Vietnamese/American artist Tam Van Tran and Japanese/American artist Bruce Yonemoto talk about their art practices.

Tam Van Tran is a Los Angeles based artist. He was born in Vietnam and studied in NY at Pratt Institute. Tran is known for his abstract paintings and 3 dimensional shaped paintings that use a combination of organic vegetable materials mixed with acrylic paint that reference maps, architecture and science fiction themes. He was included in the 2004 Whitney Biennial and has shown at such museums as the ICA Boston and the Museum of Fine Arts, Houston. His work is included in various collections such as MOMA NY, the Cleveland Museum of Art and the Hirshhorn Museum and Sculpture Garden in Washington DC.

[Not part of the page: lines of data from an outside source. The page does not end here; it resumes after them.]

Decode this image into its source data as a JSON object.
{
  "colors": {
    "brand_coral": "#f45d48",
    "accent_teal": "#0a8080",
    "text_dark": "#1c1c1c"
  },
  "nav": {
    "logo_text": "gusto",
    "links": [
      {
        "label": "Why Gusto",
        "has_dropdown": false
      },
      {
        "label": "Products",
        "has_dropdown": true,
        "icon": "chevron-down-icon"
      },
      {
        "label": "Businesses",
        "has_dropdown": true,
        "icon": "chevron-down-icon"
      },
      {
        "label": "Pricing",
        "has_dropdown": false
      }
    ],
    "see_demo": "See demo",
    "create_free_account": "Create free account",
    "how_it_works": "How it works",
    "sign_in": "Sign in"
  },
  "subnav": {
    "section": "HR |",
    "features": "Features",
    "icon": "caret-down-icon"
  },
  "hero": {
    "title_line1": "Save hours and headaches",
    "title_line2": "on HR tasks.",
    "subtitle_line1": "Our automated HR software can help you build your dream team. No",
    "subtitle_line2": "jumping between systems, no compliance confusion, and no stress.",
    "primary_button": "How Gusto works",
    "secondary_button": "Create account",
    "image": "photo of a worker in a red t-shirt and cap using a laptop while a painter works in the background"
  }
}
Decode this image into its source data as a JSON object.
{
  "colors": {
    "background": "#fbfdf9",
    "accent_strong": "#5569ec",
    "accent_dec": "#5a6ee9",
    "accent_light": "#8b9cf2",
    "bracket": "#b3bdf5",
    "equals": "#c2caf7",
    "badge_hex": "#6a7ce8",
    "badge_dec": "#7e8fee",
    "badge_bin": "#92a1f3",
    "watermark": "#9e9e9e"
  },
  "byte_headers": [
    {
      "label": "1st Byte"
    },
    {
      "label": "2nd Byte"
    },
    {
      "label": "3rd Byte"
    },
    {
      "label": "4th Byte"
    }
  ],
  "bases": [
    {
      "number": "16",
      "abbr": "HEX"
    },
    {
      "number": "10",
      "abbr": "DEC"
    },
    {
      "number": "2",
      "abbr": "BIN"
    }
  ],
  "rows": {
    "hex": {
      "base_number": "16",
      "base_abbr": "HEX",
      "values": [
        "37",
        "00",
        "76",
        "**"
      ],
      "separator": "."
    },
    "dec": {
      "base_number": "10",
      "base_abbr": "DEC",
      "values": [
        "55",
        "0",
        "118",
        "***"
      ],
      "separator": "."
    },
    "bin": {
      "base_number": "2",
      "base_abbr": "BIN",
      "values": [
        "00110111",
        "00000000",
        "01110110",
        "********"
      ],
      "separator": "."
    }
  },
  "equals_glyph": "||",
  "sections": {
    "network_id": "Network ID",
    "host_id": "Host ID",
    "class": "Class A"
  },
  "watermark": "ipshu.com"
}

Bruce Yonemoto has developed a body of work which positions itself within the overlapping intersections of art and commerce, of the gallery world and the cinema screen. His recent work in collaboration with Dr. Juli Carson deals with the discovery of the real and poetic convergence between two phenomena specific to Argentina. It is the site of one of the few growing glaciers in the world as well as the last growing Lacanian psychoanalytic practice. Yonemoto has been honored with numerous awards and grants from the National Endowment for the Arts, the American Film Institute, The Rockefeller Foundation, and the Maya Deren Award for Experimental Film and Video. He and his brother, Norman, were the subject of a major mid-career survey exhibtion at the Japanese American National Museum in 1999. Bruce’s solo installations, photographs and sculptures have been featured in major one person shows at the ICC in Tokyo, the ICA in Philadelphia, and the Kemper Museum in Kansas City. He is had solo exhibitions at Alexander Gray Gallery, New York, Blum & Poe, Los Angeles, Tomio Koyama, Tokyo and his work was featured in Los Angeles 1955-85 at the Pompidou Center, Paris, and the Generali Foundation, Vienna, The Getty Research Center in LA, and is featured at the 2008 Gwangju Biennial, Korea. Bruce is Professor and Chair of Studio Art at the University of California, Irvine.